<<Furthermore, speaking of rural idiocy, what are people living in truly rural areas supposed to do? Bicycles only go so far and so fast. I guess they can go back to riding horses, but that would entail a larger "human footprint" to provide the feed for them (and so it goes... ).>>
At present, for most of the U.S., what Barkley writes is clearly true. But in the early 20th century (up almost to the War) even quite small towns had street car (trolley car) systems which worked very well. There was a great strike of street-car motormen in Bloomington IL in 1917 (Mother Jones came to town to support the strike), and I can barely remember in the thirties the street car system in my home town of Benton Harbor Michigan.
Moreover, as late as the 1920s a network of electric lines called interurbans crisscrossed the midwest, and even in the early days of the automobile, rural dwellers who owned cars would only drive themselves (they could often walk) to the nearest interurban to go into even nearby small towns. When my mother went to high school and later to what was called "County Normal" (a one-year teachers' college), she walked to the interurban less than a mile away and took it into Benton Harbor.
When I was stationed in Washington D.C. (Air Force, during Korean War) D.C. had the most marvelous street car network then, and though auto traffic was already becoming strangling, the street cars were used heavily even by those who owned cars. In Arlington Co. though, where I lived after I married, it was impossible for most purposes to get along without a car.
(Incidentally, when I say "The War" I still mean "WW 2," not even "my" war, the Korean War.)
While the ecological damage cars do can't (it seems to me) be denied by rational persons, far worse, perhaps, is the negative impact they have on the quality of life of those of us who are forced to use them. They create a Hobbesian war of all against all.
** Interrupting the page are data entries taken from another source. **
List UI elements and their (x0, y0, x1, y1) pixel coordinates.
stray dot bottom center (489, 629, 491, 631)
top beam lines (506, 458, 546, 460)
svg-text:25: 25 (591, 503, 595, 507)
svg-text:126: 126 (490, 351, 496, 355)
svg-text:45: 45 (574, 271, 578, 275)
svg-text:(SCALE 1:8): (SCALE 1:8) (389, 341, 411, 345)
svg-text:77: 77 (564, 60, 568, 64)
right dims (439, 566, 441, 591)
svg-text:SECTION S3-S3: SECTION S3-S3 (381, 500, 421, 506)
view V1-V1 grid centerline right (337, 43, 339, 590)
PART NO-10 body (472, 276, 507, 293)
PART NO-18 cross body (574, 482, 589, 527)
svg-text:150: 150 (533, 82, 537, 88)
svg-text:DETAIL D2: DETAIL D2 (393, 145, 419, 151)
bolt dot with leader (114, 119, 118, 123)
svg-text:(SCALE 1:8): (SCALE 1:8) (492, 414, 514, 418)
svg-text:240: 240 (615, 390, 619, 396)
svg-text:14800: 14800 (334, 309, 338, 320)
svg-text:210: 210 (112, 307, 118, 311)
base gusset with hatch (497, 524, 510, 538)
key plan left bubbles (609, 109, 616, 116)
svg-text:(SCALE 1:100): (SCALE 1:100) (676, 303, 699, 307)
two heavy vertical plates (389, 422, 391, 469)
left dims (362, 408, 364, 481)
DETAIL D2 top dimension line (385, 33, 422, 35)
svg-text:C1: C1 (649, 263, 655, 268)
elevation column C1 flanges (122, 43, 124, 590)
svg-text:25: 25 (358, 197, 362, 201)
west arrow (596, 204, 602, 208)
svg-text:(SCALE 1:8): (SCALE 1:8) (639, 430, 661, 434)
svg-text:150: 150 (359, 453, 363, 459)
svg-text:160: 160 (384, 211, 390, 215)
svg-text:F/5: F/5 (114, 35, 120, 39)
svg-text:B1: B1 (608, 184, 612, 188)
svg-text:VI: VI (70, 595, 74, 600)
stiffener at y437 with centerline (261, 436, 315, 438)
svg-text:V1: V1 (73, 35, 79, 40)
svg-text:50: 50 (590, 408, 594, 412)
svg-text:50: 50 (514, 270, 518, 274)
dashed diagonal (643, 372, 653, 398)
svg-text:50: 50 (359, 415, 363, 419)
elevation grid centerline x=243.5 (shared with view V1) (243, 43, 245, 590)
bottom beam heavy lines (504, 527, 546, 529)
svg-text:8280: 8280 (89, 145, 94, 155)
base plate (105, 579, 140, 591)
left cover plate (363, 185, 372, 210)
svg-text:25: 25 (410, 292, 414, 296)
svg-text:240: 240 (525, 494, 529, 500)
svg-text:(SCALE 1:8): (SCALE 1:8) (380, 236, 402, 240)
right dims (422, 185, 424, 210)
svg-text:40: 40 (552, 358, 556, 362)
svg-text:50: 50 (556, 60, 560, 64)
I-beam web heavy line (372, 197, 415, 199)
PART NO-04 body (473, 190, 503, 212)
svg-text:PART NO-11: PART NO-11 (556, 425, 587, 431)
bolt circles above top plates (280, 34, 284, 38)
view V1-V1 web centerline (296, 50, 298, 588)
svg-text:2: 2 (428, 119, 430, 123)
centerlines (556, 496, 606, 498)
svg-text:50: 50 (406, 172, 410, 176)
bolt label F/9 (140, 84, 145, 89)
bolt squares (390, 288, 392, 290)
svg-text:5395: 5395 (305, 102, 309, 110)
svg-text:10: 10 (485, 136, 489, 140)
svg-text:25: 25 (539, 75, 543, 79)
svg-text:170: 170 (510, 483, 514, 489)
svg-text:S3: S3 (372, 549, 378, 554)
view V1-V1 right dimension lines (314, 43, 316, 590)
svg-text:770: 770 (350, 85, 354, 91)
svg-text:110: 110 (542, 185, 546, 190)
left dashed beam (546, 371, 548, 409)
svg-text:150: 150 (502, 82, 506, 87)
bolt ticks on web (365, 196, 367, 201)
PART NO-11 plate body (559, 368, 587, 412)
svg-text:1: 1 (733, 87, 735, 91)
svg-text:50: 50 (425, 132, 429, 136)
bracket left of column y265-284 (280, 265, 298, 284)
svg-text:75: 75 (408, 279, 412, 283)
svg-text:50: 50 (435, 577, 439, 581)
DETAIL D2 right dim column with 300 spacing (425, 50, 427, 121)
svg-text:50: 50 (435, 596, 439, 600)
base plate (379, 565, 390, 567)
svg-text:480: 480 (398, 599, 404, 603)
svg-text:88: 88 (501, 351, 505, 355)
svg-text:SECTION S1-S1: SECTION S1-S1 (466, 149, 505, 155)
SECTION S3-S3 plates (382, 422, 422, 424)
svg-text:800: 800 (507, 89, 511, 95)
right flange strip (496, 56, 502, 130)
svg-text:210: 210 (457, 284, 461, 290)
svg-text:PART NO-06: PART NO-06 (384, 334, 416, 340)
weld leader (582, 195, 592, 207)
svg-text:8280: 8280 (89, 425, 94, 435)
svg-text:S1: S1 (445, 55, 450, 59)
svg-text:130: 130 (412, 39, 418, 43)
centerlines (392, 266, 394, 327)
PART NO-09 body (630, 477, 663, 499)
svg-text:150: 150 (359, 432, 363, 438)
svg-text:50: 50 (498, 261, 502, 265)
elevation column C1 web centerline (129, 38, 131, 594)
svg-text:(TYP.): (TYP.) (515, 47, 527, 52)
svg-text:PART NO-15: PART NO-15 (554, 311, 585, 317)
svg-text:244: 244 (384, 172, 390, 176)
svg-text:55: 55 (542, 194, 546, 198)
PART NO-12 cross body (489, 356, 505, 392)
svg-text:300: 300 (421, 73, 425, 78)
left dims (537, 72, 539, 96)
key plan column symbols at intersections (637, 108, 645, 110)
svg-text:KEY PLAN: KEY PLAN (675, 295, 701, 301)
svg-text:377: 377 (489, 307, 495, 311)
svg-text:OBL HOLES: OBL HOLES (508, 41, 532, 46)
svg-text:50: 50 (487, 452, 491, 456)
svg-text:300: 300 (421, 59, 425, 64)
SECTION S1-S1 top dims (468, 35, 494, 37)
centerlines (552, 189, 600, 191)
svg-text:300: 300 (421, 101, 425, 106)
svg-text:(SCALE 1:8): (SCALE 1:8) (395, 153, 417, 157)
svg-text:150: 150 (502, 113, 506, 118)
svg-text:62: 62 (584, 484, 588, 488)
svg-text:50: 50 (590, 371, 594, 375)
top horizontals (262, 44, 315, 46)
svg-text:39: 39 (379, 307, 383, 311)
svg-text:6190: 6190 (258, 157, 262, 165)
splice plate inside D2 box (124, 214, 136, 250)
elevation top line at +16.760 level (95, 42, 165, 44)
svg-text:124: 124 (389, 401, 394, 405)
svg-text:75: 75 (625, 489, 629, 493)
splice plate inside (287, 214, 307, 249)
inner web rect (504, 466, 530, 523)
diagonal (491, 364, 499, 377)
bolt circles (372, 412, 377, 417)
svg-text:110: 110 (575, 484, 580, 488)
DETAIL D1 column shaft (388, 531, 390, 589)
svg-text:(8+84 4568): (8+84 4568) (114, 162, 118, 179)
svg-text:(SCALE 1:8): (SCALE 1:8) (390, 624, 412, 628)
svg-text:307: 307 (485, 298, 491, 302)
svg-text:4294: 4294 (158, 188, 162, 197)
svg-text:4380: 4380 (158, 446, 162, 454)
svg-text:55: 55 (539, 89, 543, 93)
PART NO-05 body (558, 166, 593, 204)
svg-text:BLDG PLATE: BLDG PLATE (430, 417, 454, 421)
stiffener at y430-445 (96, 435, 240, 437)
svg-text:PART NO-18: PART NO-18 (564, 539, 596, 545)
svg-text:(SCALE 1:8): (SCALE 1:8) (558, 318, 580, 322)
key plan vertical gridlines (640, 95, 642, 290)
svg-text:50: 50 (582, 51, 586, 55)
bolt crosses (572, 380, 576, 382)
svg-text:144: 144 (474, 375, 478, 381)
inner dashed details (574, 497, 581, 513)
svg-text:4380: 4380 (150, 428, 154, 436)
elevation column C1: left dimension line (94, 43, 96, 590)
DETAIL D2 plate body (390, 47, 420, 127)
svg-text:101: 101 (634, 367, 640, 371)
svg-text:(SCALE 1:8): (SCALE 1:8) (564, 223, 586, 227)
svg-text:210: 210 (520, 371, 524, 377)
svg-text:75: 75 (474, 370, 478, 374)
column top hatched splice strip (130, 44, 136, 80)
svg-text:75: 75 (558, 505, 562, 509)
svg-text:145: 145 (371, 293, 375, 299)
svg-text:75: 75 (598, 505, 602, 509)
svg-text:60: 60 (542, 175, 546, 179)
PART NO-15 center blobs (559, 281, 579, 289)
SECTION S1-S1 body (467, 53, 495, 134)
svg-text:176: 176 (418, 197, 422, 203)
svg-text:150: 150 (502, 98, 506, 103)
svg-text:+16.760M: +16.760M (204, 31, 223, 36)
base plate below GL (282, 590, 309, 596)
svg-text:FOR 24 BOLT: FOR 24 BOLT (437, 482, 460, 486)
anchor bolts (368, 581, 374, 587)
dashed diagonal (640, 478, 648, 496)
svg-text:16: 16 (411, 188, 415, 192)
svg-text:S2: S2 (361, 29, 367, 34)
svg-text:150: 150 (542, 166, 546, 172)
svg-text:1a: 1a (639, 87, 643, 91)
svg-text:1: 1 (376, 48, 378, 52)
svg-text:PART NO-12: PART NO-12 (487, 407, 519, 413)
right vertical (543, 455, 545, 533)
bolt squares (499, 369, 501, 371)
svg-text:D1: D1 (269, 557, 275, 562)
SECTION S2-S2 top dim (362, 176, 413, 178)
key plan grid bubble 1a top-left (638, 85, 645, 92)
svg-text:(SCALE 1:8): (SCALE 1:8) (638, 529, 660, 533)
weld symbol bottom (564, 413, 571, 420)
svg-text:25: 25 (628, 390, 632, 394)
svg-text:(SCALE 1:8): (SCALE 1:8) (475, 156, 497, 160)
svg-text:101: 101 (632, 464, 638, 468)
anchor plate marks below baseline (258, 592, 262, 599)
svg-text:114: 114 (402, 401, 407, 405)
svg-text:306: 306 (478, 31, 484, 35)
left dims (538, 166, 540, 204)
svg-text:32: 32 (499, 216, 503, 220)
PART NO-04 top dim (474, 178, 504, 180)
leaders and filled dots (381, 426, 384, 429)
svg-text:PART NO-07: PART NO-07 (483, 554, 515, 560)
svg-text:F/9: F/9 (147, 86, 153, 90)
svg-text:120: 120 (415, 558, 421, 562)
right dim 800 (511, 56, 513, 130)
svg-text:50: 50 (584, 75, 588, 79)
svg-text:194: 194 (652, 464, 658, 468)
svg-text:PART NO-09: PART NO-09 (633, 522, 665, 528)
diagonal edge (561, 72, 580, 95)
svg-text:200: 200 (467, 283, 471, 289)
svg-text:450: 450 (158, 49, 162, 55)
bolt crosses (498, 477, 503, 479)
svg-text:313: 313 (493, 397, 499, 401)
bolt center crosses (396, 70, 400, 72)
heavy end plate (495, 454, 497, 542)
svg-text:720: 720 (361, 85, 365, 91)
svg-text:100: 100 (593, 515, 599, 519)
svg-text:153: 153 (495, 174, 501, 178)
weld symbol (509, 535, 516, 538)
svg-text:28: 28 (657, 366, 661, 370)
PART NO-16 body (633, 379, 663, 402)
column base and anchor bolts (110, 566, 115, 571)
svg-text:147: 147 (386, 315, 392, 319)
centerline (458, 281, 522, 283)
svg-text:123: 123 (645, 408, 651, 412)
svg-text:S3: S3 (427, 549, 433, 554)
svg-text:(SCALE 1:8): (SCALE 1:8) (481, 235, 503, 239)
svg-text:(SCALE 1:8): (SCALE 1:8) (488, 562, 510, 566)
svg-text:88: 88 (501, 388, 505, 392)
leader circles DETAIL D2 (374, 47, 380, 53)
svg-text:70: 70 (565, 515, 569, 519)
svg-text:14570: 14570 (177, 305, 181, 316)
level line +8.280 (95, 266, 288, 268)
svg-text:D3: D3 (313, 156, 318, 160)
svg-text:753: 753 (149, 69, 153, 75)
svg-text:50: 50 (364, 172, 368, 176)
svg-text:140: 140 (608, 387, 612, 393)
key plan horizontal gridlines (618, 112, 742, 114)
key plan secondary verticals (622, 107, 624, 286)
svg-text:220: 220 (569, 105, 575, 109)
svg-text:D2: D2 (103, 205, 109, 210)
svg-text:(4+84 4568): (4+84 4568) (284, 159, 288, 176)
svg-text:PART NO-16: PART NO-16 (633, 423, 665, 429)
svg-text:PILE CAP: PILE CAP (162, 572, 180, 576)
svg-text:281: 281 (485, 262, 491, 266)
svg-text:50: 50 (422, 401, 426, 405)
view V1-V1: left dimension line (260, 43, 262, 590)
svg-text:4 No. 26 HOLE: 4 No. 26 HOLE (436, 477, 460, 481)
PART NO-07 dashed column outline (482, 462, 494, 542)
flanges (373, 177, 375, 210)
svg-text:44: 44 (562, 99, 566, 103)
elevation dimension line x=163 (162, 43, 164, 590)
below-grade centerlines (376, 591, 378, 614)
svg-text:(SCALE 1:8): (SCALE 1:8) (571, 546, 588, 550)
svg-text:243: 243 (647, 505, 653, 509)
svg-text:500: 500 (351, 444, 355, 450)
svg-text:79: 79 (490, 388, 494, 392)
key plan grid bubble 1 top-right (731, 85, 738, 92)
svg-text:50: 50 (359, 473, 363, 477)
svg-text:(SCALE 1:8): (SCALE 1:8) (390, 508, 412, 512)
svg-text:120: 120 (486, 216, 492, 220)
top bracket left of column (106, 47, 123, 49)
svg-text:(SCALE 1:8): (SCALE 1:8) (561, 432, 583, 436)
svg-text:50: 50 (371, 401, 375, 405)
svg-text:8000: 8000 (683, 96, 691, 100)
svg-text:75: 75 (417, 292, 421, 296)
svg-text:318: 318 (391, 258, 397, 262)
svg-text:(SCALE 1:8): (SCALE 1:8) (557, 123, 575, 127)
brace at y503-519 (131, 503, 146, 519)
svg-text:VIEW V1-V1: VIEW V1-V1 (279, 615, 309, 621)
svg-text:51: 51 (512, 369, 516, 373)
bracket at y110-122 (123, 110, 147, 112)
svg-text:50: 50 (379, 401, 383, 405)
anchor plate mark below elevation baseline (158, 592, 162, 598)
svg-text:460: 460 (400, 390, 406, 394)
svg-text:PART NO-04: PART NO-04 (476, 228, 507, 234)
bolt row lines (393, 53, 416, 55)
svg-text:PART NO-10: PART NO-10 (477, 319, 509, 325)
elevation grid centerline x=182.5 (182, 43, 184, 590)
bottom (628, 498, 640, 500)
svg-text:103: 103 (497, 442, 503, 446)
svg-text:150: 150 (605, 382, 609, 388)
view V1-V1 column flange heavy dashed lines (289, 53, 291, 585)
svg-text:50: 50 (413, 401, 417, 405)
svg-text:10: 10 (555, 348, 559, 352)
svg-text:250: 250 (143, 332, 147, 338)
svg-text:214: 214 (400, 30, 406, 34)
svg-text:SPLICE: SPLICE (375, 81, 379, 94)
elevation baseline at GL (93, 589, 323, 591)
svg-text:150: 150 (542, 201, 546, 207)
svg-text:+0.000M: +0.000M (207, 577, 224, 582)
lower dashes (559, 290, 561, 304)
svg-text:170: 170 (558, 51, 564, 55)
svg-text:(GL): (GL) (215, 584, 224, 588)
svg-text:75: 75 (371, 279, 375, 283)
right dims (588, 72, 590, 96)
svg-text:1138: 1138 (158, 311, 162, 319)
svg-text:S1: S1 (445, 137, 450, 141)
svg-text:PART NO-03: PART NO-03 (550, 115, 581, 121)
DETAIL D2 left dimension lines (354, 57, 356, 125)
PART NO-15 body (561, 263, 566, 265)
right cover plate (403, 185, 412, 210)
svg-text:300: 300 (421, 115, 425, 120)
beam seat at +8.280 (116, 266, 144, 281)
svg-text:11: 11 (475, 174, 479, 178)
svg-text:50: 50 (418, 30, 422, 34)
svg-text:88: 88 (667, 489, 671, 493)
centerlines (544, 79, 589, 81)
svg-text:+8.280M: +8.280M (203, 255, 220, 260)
I can't imagine anyone forced to drive day after day in the hellish traffic of the "expressways" in U.S. cities (and of even smaller urban areas of 100,000 +/-) seeing cars as "liberating." Depression, which I suffer from, sometimes has as one side effect generating a sort of motiveless rage, and the automobile seems to have the capacity to generate such a rage in the populace at large. By making *possible* the construction of "suburbs" in the American sense, the automobile has lengthened the work day by 1 to 4 hours. Tens of millions of people spend over an hour each way getting to and from work, every mile of the way incredibly provoking and imposing incredible emotional and physical stress.